It may not be the most conventional way to begin a review but I think in this case a disclaimer is needed.
Within the We Make Movies on Weekends family, I am known as the stop-motion animation girl. I do adore the medium and think it is beyond magical. It is also fair to admit that when it comes to the stop-motion studio Laika, I am something of a fan girl. This is not to say that I cannot watch a Laika film without that bias and the high anticipation has been met with latest film Kubo and the Two Strings. So to celebrate the new release, I’m taking a look bac at The Boxtrolls.
The film is set in a small town where the inhabitants live in perpetual fear of creatures that lurk below the ground. The creatures, or Boxtrolls, are in fact gentle beings that forage for junk the upper world discards. When the Boxtrolls are given care of a baby called Eggs, (Isaac Hempstead-Wright) they raise the boy as one of their own. Growing up in the sewers Eggs watches his family numbers dwindle as the vicious Archibald Snatcher, (Ben Kingsley) captures many of his friends. Yet with the help of a curious girl called Winnie, (Elle Fanning) Eggs tries to save his friend and unite the upper and lower worlds.
Laika may still be a baby studio but what a run they have had. The studio, that was the result of a merger between Nike founder Phil Knight and Will Vinton Studios, have made quite a name for themselves. Beginning with an adaptation of Neil Gaiman’s Coraline back in 2009. The studio then produced an originally written feature film with ParaNorman in 2012. Their third offering, The Boxtrolls, is an adaptation of Alan Snow’s novel Here Be Monsters!
The film has a brilliant opening, beginning when the Boxtrolls mysteriously acquire Eggs. We see the boy grow as the Boxtrolls begin to disappear. This is beautifully demonstrated by the image of the decreasing box pile the creatures make at night for Eggs to sleep upon. When the boy reaches ten he begins to question the world around him. Immediately, the audience are drawn to the young lead and his loving, if strange family. The central dynamic is between Eggs and his closest troll carer Fish, (each Boxtroll named after their boxes original inhabited item). This grows as Fish is captured and Eggs meets Winnie, a girl from the upper world. The film brilliantly keeps this pace as its characters face mounting peril at the hands of Snatcher. Yet the film is not all doom and gloom.
Like most stop-motion features the film lends itself to the more bizarre style of storytelling. Not only is the films central cast mumbling sewer dwellers but there is an abundance of talk on crushed bones and rivers of blood. For squeamish children or adults this may seem inappropriate for a family film. To those who appreciate good irony, the idea that the caring little creatures are vicious is hilarious. As well as irony, the film is filled with puns, jokes, cheese and a touch of cross dressing. The humour has enough slapstick and visuals to satisfy younger audiences while adults will appreciate the films ironic tone and ‘in jokes’.

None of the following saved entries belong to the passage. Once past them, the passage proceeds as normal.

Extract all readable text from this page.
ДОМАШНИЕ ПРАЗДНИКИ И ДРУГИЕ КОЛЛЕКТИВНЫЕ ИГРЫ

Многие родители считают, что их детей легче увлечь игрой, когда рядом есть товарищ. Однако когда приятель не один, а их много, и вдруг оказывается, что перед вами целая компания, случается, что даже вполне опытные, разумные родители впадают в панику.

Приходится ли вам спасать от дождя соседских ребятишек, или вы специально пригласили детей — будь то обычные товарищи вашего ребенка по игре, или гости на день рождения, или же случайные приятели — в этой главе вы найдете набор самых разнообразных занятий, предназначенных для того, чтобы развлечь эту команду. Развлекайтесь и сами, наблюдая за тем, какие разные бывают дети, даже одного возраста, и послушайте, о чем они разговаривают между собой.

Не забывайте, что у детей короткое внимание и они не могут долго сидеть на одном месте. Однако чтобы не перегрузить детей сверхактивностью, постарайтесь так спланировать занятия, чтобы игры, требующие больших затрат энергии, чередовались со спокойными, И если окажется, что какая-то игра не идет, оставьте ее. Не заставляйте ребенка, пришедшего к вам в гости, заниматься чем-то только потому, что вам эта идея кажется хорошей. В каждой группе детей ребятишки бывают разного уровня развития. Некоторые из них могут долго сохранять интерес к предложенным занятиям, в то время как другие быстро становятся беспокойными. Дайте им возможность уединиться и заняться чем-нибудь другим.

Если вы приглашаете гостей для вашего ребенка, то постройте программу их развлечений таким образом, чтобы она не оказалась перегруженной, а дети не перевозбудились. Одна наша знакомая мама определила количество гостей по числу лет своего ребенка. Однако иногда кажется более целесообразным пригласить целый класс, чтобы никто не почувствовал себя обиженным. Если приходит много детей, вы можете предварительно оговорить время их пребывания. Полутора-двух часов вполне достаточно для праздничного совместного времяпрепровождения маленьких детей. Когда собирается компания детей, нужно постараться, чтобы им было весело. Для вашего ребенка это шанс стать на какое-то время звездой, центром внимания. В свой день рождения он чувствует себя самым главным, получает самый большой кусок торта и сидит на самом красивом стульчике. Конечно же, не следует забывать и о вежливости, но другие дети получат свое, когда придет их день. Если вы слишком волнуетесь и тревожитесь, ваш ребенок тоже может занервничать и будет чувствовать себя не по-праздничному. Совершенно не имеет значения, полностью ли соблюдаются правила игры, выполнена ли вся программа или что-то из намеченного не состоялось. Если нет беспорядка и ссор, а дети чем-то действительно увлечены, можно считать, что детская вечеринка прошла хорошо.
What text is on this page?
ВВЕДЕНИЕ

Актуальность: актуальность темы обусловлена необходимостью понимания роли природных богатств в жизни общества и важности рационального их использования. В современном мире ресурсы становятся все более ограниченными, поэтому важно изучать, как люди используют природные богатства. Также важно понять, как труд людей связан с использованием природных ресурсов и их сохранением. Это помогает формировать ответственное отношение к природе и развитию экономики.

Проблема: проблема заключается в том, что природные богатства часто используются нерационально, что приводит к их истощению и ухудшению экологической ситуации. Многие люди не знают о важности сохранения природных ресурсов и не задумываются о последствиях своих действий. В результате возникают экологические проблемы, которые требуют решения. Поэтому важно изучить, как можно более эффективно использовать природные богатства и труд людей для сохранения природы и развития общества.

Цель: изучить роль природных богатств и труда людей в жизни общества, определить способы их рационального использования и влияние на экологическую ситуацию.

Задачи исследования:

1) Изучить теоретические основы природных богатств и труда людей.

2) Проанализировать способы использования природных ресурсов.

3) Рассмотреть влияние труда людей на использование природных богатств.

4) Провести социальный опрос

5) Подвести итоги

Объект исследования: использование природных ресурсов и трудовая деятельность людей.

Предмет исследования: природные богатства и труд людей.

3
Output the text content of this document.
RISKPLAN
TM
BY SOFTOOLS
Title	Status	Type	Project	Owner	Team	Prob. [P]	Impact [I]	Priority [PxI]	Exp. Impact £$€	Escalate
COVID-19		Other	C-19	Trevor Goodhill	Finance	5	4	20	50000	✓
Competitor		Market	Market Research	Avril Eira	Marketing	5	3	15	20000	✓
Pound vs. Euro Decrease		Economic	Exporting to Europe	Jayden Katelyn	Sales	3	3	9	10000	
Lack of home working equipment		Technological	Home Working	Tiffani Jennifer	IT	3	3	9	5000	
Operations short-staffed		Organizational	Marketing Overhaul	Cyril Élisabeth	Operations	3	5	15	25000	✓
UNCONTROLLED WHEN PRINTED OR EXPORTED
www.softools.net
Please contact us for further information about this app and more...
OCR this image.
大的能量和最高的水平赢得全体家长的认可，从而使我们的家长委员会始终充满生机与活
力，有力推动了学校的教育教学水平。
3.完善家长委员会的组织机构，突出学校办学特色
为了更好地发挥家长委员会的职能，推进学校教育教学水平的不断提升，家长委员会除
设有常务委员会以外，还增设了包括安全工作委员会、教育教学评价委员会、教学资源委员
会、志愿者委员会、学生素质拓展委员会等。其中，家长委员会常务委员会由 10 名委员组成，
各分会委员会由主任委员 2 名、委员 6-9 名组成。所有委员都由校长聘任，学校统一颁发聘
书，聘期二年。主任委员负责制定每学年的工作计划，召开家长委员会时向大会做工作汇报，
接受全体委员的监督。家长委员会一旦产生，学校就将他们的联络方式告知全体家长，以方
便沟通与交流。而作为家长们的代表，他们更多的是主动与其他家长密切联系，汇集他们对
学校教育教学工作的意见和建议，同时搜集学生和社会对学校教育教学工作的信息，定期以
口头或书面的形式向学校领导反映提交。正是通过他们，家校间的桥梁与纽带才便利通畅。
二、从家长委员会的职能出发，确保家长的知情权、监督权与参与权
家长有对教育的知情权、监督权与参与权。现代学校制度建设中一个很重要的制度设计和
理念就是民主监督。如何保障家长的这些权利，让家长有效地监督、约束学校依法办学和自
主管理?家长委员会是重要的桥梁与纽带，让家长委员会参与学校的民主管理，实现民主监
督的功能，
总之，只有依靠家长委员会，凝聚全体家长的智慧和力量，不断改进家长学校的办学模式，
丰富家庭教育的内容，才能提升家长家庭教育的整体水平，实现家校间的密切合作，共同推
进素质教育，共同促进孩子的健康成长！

In terms of animation, stop-motion is a notoriously pain staking form. An hour and a half feature, with a full crew, crafting models and sets, will take between two to three years. Every single frame of movement must be timed perfectly and slowly moved to produce eventual movement.
For backgrounds and sets the usual idea would be to avoid mass detail to save on manpower and costs. But not Laika.
The studio have taken stop-motion to new levels with their craftsmanship. Every single scene and setting has been lavished with texture and detail, you just have to look at the town setting. Each house is given the tinniest of detail individual to itself. Alone this may seem insignificant but when this level of care is put on every single structure the result is truly breath taking.
As for the Boxtroll’s themselves the animators have produced cute and expressive creatures that are able to communicate fluently despite their lack of coherent speech. The humans are equally strong also taking on a more surreal form. Misshapen with unrealistic proportions many of the humans feel more beastly than the trolls themselves but without the cuteness. All characters, whether human or troll, still display charm which audience will love to watch fill the screen.
The films diverse voice cast is led by Game of Thrones star Isaac Hemptead-Wright. Wright mangers to give the young Eggs an awkward charm that grows as the boy tries to save his family. Ben Kingsley plays the films villain, (as per usual) and is able to infuse Snatcher with a slimy and cruel edge befitting a great baddie. His voice also works for the characters interesting alter ego, (has to be seen to be believed). Elle Fanning’s British accent in Maleficent may have been hard on the ears but here its improved leaps and bounds. The character may seem at first spoiled and unsympathetic but Fanning is able to soften the strange girl as the film progresses.
In no ways a conventional family film but a gem none the less. Beautiful, funny, strange and charming Laika delivered a film much like its two previous efforts and the new releases. With great humour, lively characters and it’s most lush animation yet. For all us fangirling over Laika’s work, this is a must. For those who have not had the pleasure, prepare to be amazed.